Ma il panorama che si contempla dalle mura del bastione della roccaforte diventa sempre più cupo. Il giorno del risultato al primo turno “primario” Genova era paralizzata dai simultanei cortei degli 1765 operai Ilva, scesi a difendere lo stabilimento numero uno dell’acciaio in Italia, quello che occupava 15 mila operai negli anni Cinquanta e Sessanta, che ha chiuso la lavorazione a caldo nel 2005, risolvendo il rebus lavoro-salute e dei 2500 di Ansaldo Energia che Finmeccanica vuole vendere per sanare i suoi conti alla faccia dei risultati aziendali.
Più in là Fincantieri, l’altra fabbrica originale della storia industriale genovese, aspetta che si determini il suo futuro, settanta anni dopo il varo della Rex e quaranta dopo quelli della Michelangelo e della Raffaello.
La città è aggrovigliata nell’intrigo delle infrastrutture che non decollano, la famosa tangenziale chiamata Gronda, in parte finanziata, che non parte e che il sindaco-marchese non vorrebbe e il Terzo Valico, la direttissima finanziaria con la Padania, che ha già due lotti finanziati, ma l’irremovibile opposizione dei no Tav e delle popolazioni che dovrebbero essere attraversate da questa linea di trentacinque chilometri nella pancia dell’Appennino.
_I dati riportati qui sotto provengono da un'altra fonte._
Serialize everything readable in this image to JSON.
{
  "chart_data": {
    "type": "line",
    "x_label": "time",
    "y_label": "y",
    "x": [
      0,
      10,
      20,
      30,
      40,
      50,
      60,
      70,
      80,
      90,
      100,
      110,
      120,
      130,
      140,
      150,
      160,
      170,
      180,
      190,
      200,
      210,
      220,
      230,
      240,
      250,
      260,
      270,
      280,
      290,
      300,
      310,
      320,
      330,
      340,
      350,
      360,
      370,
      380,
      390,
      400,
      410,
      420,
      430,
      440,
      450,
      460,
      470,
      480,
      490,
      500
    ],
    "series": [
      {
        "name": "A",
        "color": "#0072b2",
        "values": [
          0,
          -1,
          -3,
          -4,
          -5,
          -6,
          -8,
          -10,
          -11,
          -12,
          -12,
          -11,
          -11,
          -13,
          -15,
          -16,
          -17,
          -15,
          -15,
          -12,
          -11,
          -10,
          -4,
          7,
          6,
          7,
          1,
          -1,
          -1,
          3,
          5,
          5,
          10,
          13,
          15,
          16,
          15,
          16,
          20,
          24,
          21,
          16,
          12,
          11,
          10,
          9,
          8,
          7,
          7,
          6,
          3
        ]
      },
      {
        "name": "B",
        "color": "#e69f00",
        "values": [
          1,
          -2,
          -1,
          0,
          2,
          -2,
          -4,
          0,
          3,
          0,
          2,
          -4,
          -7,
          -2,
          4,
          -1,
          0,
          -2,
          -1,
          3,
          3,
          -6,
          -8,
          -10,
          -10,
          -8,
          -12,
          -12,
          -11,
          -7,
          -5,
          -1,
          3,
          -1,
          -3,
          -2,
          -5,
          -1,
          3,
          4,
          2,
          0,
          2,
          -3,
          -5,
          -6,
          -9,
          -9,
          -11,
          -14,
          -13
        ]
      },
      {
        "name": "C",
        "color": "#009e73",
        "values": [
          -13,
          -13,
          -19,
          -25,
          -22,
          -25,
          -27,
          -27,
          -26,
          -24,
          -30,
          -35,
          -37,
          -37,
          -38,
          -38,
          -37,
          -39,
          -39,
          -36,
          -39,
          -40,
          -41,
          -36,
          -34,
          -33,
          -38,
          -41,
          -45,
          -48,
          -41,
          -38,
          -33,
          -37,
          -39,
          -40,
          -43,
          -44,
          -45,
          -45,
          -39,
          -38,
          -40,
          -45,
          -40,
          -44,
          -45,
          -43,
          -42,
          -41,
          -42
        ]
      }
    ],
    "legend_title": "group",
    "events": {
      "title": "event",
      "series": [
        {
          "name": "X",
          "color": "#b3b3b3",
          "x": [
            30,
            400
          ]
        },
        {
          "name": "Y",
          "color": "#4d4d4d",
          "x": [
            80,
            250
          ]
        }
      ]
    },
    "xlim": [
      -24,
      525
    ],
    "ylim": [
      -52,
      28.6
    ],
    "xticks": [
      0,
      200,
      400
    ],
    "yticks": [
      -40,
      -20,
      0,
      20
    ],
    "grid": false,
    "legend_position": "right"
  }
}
I traffici del porto si stanno lentamente alzando, ma il presidente dell’Autorità portuale genovese ha già annunciato che se ci saranno nuove infrastrutture nel 2015 lo scalo sarà strangolato dai container. Il porto che venti anni fa era decimo nella classifica mondiale, oggi è al settantreesimo posto……Riuscirà la nomenklatura vincente con Bersani ad essere tanto forte da ottenere politiche più favorevoli all’industria, al porto, al futuro genovese. O la sua vittoria avrà il suono sinistro del rantolo che segue il vecchio Gemito, alleanza perduta nel Nord Ovest?